En écoutant vos textes, on vous sent concerné en priorité par le thème du lien…
J’ai longtemps pensé que je n’écrivais pas de chansons d’amour. Aujourd’hui, je pense que je n’écris que des chansons d’amour, c’est-à-dire de lien. D’ailleurs la chanson est un formidable outil pour en créer. C’est un accélérateur d’ouverture d’âme… La meilleure définition de l’âme, c’est un luthier qui me l’a donnée. L’âme d’un violon est une petite pièce de bois qui permet à la table d’harmonie de résister à la pression et qui augmente sa capacité à vibrer.

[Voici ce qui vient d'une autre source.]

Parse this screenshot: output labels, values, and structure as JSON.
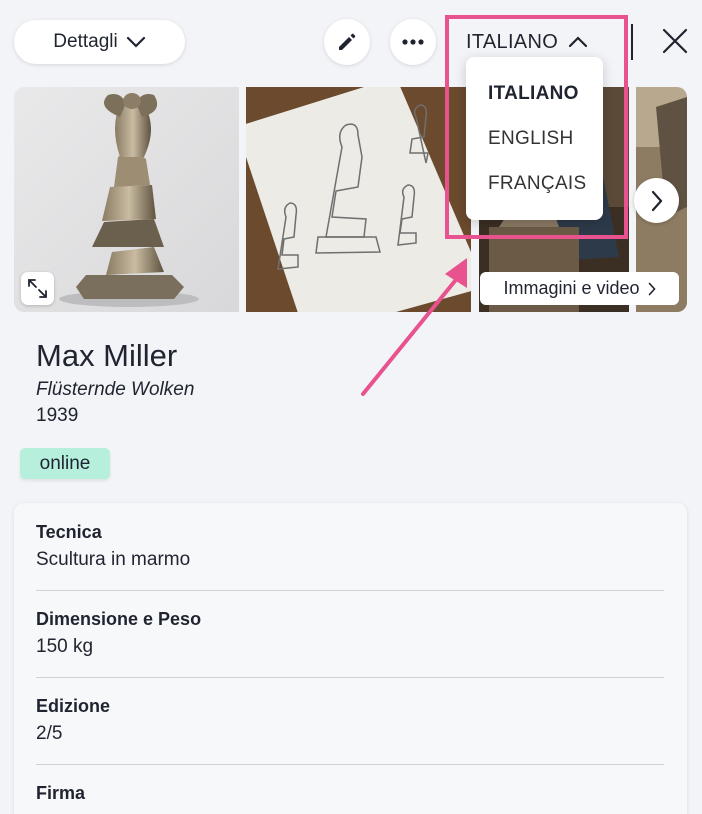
{
  "header": {
    "details_label": "Dettagli",
    "language_label": "ITALIANO"
  },
  "language_menu": {
    "items": [
      {
        "label": "ITALIANO",
        "active": true
      },
      {
        "label": "ENGLISH",
        "active": false
      },
      {
        "label": "FRANÇAIS",
        "active": false
      }
    ]
  },
  "gallery": {
    "media_label": "Immagini e video"
  },
  "artwork": {
    "artist": "Max Miller",
    "title": "Flüsternde Wolken",
    "year": "1939",
    "status": "online"
  },
  "details": [
    {
      "label": "Tecnica",
      "value": "Scultura in marmo"
    },
    {
      "label": "Dimensione e Peso",
      "value": "150 kg"
    },
    {
      "label": "Edizione",
      "value": "2/5"
    },
    {
      "label": "Firma",
      "value": ""
    }
  ],
  "colors": {
    "highlight": "#e8528f",
    "badge_bg": "#b6f0dc"
  }
}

Certaines de vos chansons comme Fous-toi la paix ou Djo guido sont très “à fleur de peau”. On perçoit une hypersensibilité, dont vous parlez d'ailleurs dans les magazines Psychologie Positive et Chemins, mais sans pathos. Qu’en pensez-vous ?
Je pense avoir mis un couvercle sur mon hypersensibilité pendant des années. Composer, écrire et chanter m’ont permis de le faire sauter. Donc hypersensible, oui, je me vis comme tel. Si j’arrive à toucher sans verser dans le pathos, alors j’aurai probablement réussi quelque chose. Je ne cherche pas à émouvoir, je cherche à faire vibrer. C’est peut-être d’ailleurs ce qui me permet d’éviter de tomber dans certains panneaux.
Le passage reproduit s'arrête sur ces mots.